In a Blast from the Past, Music Briefly Joins Bells During Passing Time

Ramita Laoboonchai

For two months, music was played over the loudspeaker during passing times at CRLS.

Eliza Sutton, Contributing Writer

If you’ve been to school in the past two months, you have heard the music ringing through the halls during passing time. The music began being played on the first day of February, and it became a fixture of students’ days until getting stopped in early March. The intent, according to Max MacGibbon ’21—whose name you may know from his daily morning announcements over the loudspeaker—was to use the daily music as “a tool to recognize musicians, and black artists, and women.” However, according to Ms. Yemisi Oluywole, a clerk at CRLS’s front desk, the connection to Black History Month was “just a coincidence … it just happened to be that month.”

Mr. Robert Tynes, the assistant principal of Cambridge Rindge and Latin, was a major proponent of the passing time music. According to Mr. Tynes, who attended the school in his youth, playing music during passing time used to be the norm at CRLS. He remembered the passing music fondly, saying that “it just gave you a boost to go to your next class.” Mr. Tynes wanted to give current students the same experience that he enjoyed by playing music again. He asserts that the catalyst for restarting the music was “Spirit Week … the student body president came to me and asked about … the possibility of playing [encouraging] music during Spirit Week … and I did some investigating about it.”

Overall, current opinions on the implementation of the passing music vary. Mr. Tynes spoke about student responses that he received after putting the music into effect, saying, “There were people who were like, ‘This is awesome,’ and then there were people like, ‘This is horrible, I hate this music!’” While many enjoyed it, some students and teachers took issue with the music on the grounds that it was disruptive to classes.
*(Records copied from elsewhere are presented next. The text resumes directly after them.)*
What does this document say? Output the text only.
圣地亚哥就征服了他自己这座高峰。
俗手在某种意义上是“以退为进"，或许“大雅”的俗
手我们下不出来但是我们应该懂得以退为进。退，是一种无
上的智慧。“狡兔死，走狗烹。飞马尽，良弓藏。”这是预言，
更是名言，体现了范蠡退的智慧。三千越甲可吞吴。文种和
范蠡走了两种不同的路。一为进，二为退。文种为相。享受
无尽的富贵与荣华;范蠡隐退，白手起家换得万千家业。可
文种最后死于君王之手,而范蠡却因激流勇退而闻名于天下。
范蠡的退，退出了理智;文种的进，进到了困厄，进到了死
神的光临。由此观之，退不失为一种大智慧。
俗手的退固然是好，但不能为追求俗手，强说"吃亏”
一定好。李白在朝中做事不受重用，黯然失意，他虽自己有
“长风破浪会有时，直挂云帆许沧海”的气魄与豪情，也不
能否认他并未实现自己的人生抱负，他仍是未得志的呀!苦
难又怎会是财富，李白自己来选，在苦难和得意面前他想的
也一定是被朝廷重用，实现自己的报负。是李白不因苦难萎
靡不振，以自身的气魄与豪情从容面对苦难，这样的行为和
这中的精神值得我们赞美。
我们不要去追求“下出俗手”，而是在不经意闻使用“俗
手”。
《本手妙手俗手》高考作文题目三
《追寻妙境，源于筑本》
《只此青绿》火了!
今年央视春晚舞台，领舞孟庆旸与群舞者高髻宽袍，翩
Spencer Vermeule ’22 claimed that the passing time music was distracting and “not conducive to a productive school day” and said he also had problems with the song choice itself, as Mr. Tynes referenced. 

Enough people such as Vermeule felt the music to be disruptive that it has, like in the past, been discontinued. The music was also removed because, according to Mr. Tynes, it is harder than many people would think to select the music, change its volume, and orchestrate its timing given the technology available. In addition, all music must be screened to make sure it is school-appropriate, which is a time-consuming process. Mr. Tynes asks that any students who have suggestions, either for music selection or ways to fix the technical problems, come to him with them, as he still hopes to reinstitute passing time music in the school.